Saturday, December 12, 2015

A visit to the Temple in Kelaniya

Sri Lanka eludes like a fist full of flowers. With a fist full of flowers. From on high and from under. The sumptuous ceilings of Kelaniya Temple, the spectacular frescos and luscious friezes. The sculpted greatness of a building at once small and heroic, dimensions tightly bridled and be-ribboned by images flowing, telling, stopping, beguiling, warning. But the people and their offerings. The blind woman given bundles of thousands she can't see. The priests blessing children whose parents have sought blessing and kiss the feet of the priest. The carriers of lit bundles of incense sticks, the statues of Buddhas in repose, in meditation, in starvation, in blessing, in other pasts and pasts before the other pasts and more pasts. 

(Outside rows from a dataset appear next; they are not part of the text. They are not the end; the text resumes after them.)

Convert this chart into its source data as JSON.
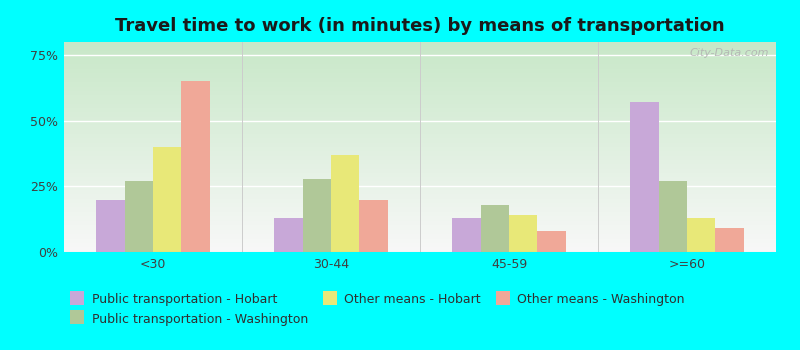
{
  "title": "Travel time to work (in minutes) by means of transportation",
  "categories": [
    "<30",
    "30-44",
    "45-59",
    ">=60"
  ],
  "series": {
    "Public transportation - Hobart": [
      20,
      13,
      13,
      57
    ],
    "Public transportation - Washington": [
      27,
      28,
      18,
      27
    ],
    "Other means - Hobart": [
      40,
      37,
      14,
      13
    ],
    "Other means - Washington": [
      65,
      20,
      8,
      9
    ]
  },
  "colors_map": {
    "Public transportation - Hobart": "#c8a8d8",
    "Public transportation - Washington": "#b0c898",
    "Other means - Hobart": "#e8e878",
    "Other means - Washington": "#f0a898"
  },
  "ylim": [
    0,
    80
  ],
  "yticks": [
    0,
    25,
    50,
    75
  ],
  "ytick_labels": [
    "0%",
    "25%",
    "50%",
    "75%"
  ],
  "background_color": "#00ffff",
  "plot_bg_top": "#c8e8c8",
  "plot_bg_bottom": "#f8f8f8",
  "title_fontsize": 13,
  "legend_fontsize": 9,
  "tick_fontsize": 9,
  "bar_width": 0.16,
  "watermark": "City-Data.com"
}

The processions and the sittings. The holding and the buying. The sand and stone and river and boatman who ferried pilgrims from this place to that place before the bridge was built. Degoda to agoda the smaller shrine across the Kelani River. The elephant in elegant repose whose handlers bathe and scrape her with the side of coconuts and whisper shout to her, "leg up!" "Leg out," in a language common only to them. As she sips water from the flow hosing down her flanks and nearby a cat lies luxuriating on a sunny pillar and we go barefoot on the hot pavement and rough surface of the ancient bund and sample steamed stems of infant palmyrah sprinkled with chili and salt. 


Is it the people the movement or the buildings that affect emotion? Is it the paintings or their quality or the stories they tell? Is it the sumptuous visible world or the sumptuous world that lies above and beneath, invisible?

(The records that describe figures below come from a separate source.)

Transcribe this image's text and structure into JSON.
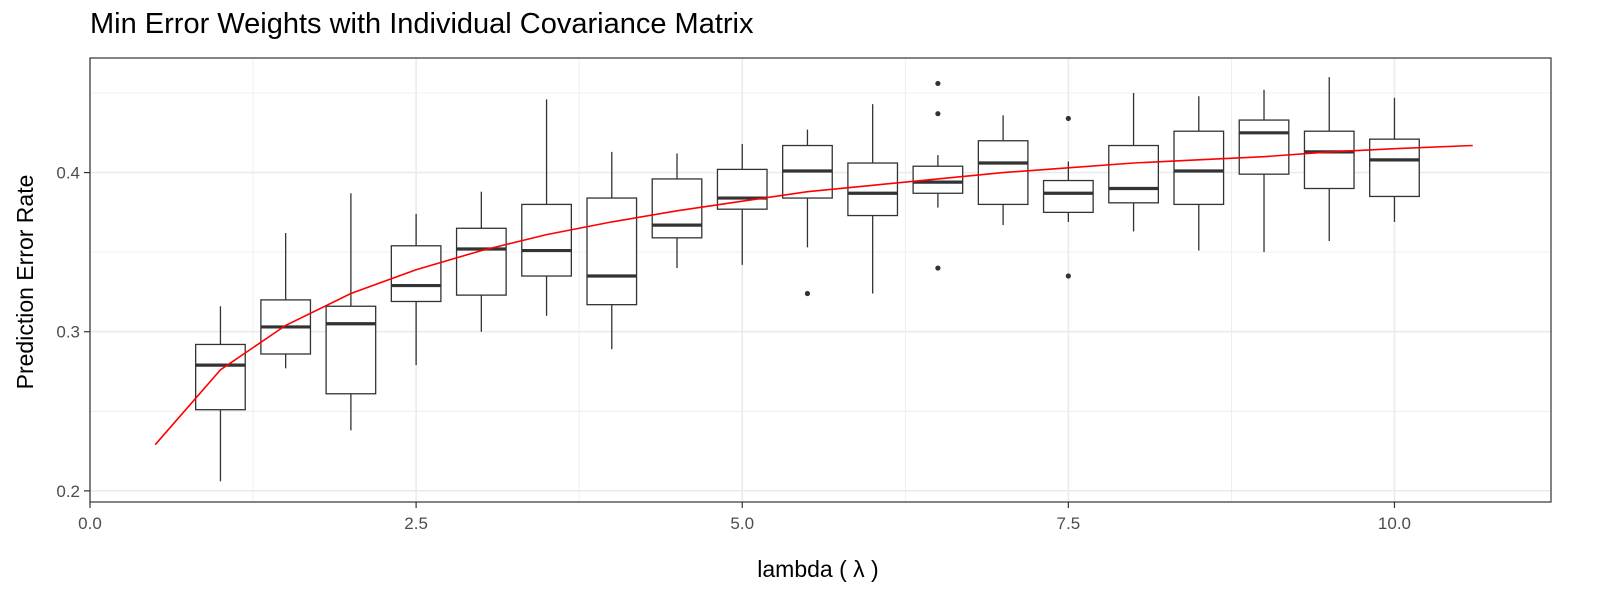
{
  "chart_data": {
    "type": "boxplot",
    "title": "Min Error Weights with Individual Covariance Matrix",
    "xlabel": "lambda ( λ )",
    "ylabel": "Prediction Error Rate",
    "xlim": [
      0,
      11.2
    ],
    "ylim": [
      0.193,
      0.472
    ],
    "x_ticks": [
      {
        "value": 0,
        "label": "0.0"
      },
      {
        "value": 2.5,
        "label": "2.5"
      },
      {
        "value": 5,
        "label": "5.0"
      },
      {
        "value": 7.5,
        "label": "7.5"
      },
      {
        "value": 10,
        "label": "10.0"
      }
    ],
    "y_ticks": [
      {
        "value": 0.2,
        "label": "0.2"
      },
      {
        "value": 0.3,
        "label": "0.3"
      },
      {
        "value": 0.4,
        "label": "0.4"
      }
    ],
    "grid": true,
    "box_width": 0.38,
    "boxes": [
      {
        "x": 1.0,
        "lower_whisker": 0.206,
        "q1": 0.251,
        "median": 0.279,
        "q3": 0.292,
        "upper_whisker": 0.316,
        "outliers": []
      },
      {
        "x": 1.5,
        "lower_whisker": 0.277,
        "q1": 0.286,
        "median": 0.303,
        "q3": 0.32,
        "upper_whisker": 0.362,
        "outliers": []
      },
      {
        "x": 2.0,
        "lower_whisker": 0.238,
        "q1": 0.261,
        "median": 0.305,
        "q3": 0.316,
        "upper_whisker": 0.387,
        "outliers": []
      },
      {
        "x": 2.5,
        "lower_whisker": 0.279,
        "q1": 0.319,
        "median": 0.329,
        "q3": 0.354,
        "upper_whisker": 0.374,
        "outliers": []
      },
      {
        "x": 3.0,
        "lower_whisker": 0.3,
        "q1": 0.323,
        "median": 0.352,
        "q3": 0.365,
        "upper_whisker": 0.388,
        "outliers": []
      },
      {
        "x": 3.5,
        "lower_whisker": 0.31,
        "q1": 0.335,
        "median": 0.351,
        "q3": 0.38,
        "upper_whisker": 0.446,
        "outliers": []
      },
      {
        "x": 4.0,
        "lower_whisker": 0.289,
        "q1": 0.317,
        "median": 0.335,
        "q3": 0.384,
        "upper_whisker": 0.413,
        "outliers": []
      },
      {
        "x": 4.5,
        "lower_whisker": 0.34,
        "q1": 0.359,
        "median": 0.367,
        "q3": 0.396,
        "upper_whisker": 0.412,
        "outliers": []
      },
      {
        "x": 5.0,
        "lower_whisker": 0.342,
        "q1": 0.377,
        "median": 0.384,
        "q3": 0.402,
        "upper_whisker": 0.418,
        "outliers": []
      },
      {
        "x": 5.5,
        "lower_whisker": 0.353,
        "q1": 0.384,
        "median": 0.401,
        "q3": 0.417,
        "upper_whisker": 0.427,
        "outliers": [
          0.324
        ]
      },
      {
        "x": 6.0,
        "lower_whisker": 0.324,
        "q1": 0.373,
        "median": 0.387,
        "q3": 0.406,
        "upper_whisker": 0.443,
        "outliers": []
      },
      {
        "x": 6.5,
        "lower_whisker": 0.378,
        "q1": 0.387,
        "median": 0.394,
        "q3": 0.404,
        "upper_whisker": 0.411,
        "outliers": [
          0.34,
          0.437,
          0.456
        ]
      },
      {
        "x": 7.0,
        "lower_whisker": 0.367,
        "q1": 0.38,
        "median": 0.406,
        "q3": 0.42,
        "upper_whisker": 0.436,
        "outliers": []
      },
      {
        "x": 7.5,
        "lower_whisker": 0.369,
        "q1": 0.375,
        "median": 0.387,
        "q3": 0.395,
        "upper_whisker": 0.407,
        "outliers": [
          0.335,
          0.434
        ]
      },
      {
        "x": 8.0,
        "lower_whisker": 0.363,
        "q1": 0.381,
        "median": 0.39,
        "q3": 0.417,
        "upper_whisker": 0.45,
        "outliers": []
      },
      {
        "x": 8.5,
        "lower_whisker": 0.351,
        "q1": 0.38,
        "median": 0.401,
        "q3": 0.426,
        "upper_whisker": 0.448,
        "outliers": []
      },
      {
        "x": 9.0,
        "lower_whisker": 0.35,
        "q1": 0.399,
        "median": 0.425,
        "q3": 0.433,
        "upper_whisker": 0.452,
        "outliers": []
      },
      {
        "x": 9.5,
        "lower_whisker": 0.357,
        "q1": 0.39,
        "median": 0.413,
        "q3": 0.426,
        "upper_whisker": 0.46,
        "outliers": []
      },
      {
        "x": 10.0,
        "lower_whisker": 0.369,
        "q1": 0.385,
        "median": 0.408,
        "q3": 0.421,
        "upper_whisker": 0.447,
        "outliers": []
      }
    ],
    "fit_line": {
      "color": "#ff0000",
      "x": [
        0.5,
        1.0,
        1.5,
        2.0,
        2.5,
        3.0,
        3.5,
        4.0,
        4.5,
        5.0,
        5.5,
        6.0,
        6.5,
        7.0,
        7.5,
        8.0,
        8.5,
        9.0,
        9.5,
        10.0,
        10.6
      ],
      "y": [
        0.229,
        0.276,
        0.304,
        0.324,
        0.339,
        0.351,
        0.361,
        0.369,
        0.376,
        0.382,
        0.388,
        0.392,
        0.396,
        0.4,
        0.403,
        0.406,
        0.408,
        0.41,
        0.413,
        0.415,
        0.417
      ]
    },
    "box_color": "#333333",
    "grid_color": "#ebebeb"
  }
}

What about the flow of the Kelani River, the boards we sit on or the boards we put our feet on? What about the growing humidity that blooms from a hot morning sun like the lotus paintings of Solis Mendis? What about the hundreds of pilgrims meditating on the sand? The thousands of oil lamps wicks aflame? The jeweled chair kept deep in the dagoba, its openings closed and garlanded?


How about the camera silent in all this spectacle, opening only once for the chained bathed elephant? Where are commonalities between our worlds? Where are shared vocabularies between our worlds? Where are nouns or verbs we can share outside of translation and inside understanding? How do we find the threshold much less cross it?